Art

Kristin Pincus

kpincus@stlp.org

303-666-6220, ext. 109

Art Philosophy, Archdiocese of Denver

Catholic school education seeks to enhance the student’s love of God. The psalmist sings of God’s creative power: “How manifold are your works, O Lord! In wisdom you have wrought them all – the earth is full of your creation.” (Psalm 104:24) The Catechism of the Catholic Church says, “Even before revealing himself to man in words of truth, God reveals himself to him through the universal language of creation, the work of his Word, of his wisdom: the order and harmony of the cosmos – which both the child and the scientist discover…” (2500). Instruction in art encourages students to deepen their appreciation of God’s gifts to the world and to develop technical and artistic skills to express their own gifts and talents. It provides students with an opportunity for personal expression, awareness of their heritage, and appreciation for the role art plays in society. Art allows a student to touch that which is uniquely human. “Indeed, art is a distinctly human form of expression; beyond the search for the necessities of life which is common to all living creatures, art is a freely given superabundance of the human being’s inner riches” (Catechism of the Catholic Church, 2501).
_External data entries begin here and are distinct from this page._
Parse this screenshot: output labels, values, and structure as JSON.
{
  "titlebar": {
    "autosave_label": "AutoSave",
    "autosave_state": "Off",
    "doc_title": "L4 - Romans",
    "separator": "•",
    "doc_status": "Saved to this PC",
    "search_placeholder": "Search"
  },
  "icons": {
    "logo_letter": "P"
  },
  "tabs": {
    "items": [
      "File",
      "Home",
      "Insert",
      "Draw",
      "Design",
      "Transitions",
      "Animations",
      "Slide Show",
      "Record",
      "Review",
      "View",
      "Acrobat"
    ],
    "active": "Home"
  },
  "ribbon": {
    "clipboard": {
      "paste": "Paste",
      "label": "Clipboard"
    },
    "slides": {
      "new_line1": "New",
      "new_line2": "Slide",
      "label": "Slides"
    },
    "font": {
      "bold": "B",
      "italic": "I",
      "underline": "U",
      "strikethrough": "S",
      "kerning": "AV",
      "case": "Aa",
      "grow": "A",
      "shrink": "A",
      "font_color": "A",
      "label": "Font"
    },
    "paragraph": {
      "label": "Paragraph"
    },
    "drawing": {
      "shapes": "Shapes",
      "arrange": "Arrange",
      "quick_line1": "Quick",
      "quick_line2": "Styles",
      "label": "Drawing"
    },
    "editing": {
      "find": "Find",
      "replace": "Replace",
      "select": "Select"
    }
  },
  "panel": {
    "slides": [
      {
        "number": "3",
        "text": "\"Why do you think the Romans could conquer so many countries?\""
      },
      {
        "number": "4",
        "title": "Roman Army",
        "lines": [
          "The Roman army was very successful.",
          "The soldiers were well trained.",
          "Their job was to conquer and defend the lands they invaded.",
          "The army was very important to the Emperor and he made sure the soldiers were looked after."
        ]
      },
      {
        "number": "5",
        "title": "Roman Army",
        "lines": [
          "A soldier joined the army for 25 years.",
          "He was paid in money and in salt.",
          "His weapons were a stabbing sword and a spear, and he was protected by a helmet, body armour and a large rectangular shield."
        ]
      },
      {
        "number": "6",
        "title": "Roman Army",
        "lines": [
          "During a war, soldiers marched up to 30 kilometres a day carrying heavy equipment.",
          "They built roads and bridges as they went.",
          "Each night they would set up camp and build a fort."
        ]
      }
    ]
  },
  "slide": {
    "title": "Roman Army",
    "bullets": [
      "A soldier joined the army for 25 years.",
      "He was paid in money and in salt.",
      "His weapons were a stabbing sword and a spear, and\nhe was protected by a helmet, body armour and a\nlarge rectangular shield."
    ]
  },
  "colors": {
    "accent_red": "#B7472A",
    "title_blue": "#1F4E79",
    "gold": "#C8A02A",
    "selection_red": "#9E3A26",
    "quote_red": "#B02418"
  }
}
Instruction in art also supports and enriches student learning in other academic subjects. “The arts humanize the curriculum while affirming the interconnectedness of all forms of knowing. They are a powerful means to improve general education” (Charles Fowler, Educational Leadership, Vol. 52, November 1994). “Knowing and practicing the arts disciplines are fundamental to the healthy development of children’s minds and spirits. That is why, in any civilization—ours included—the arts are inseparable from the very meaning of the term ‘education’” (National Standards for Arts Education). The use of art and of a student’s artistic talents in other areas of the curriculum touches a learning style that might not ordinarily be used in reading or math. It excites a part of the brain that may lie dormant at other time of the day. It provides the opportunity for alternative problem solving, creative expression, and non‐verbal response. Because the Catholic school educates the total child, art should not be seen as an “extra” or as something that is dispensable in the school experience, but as a subject integral to the mission of Catholic school education.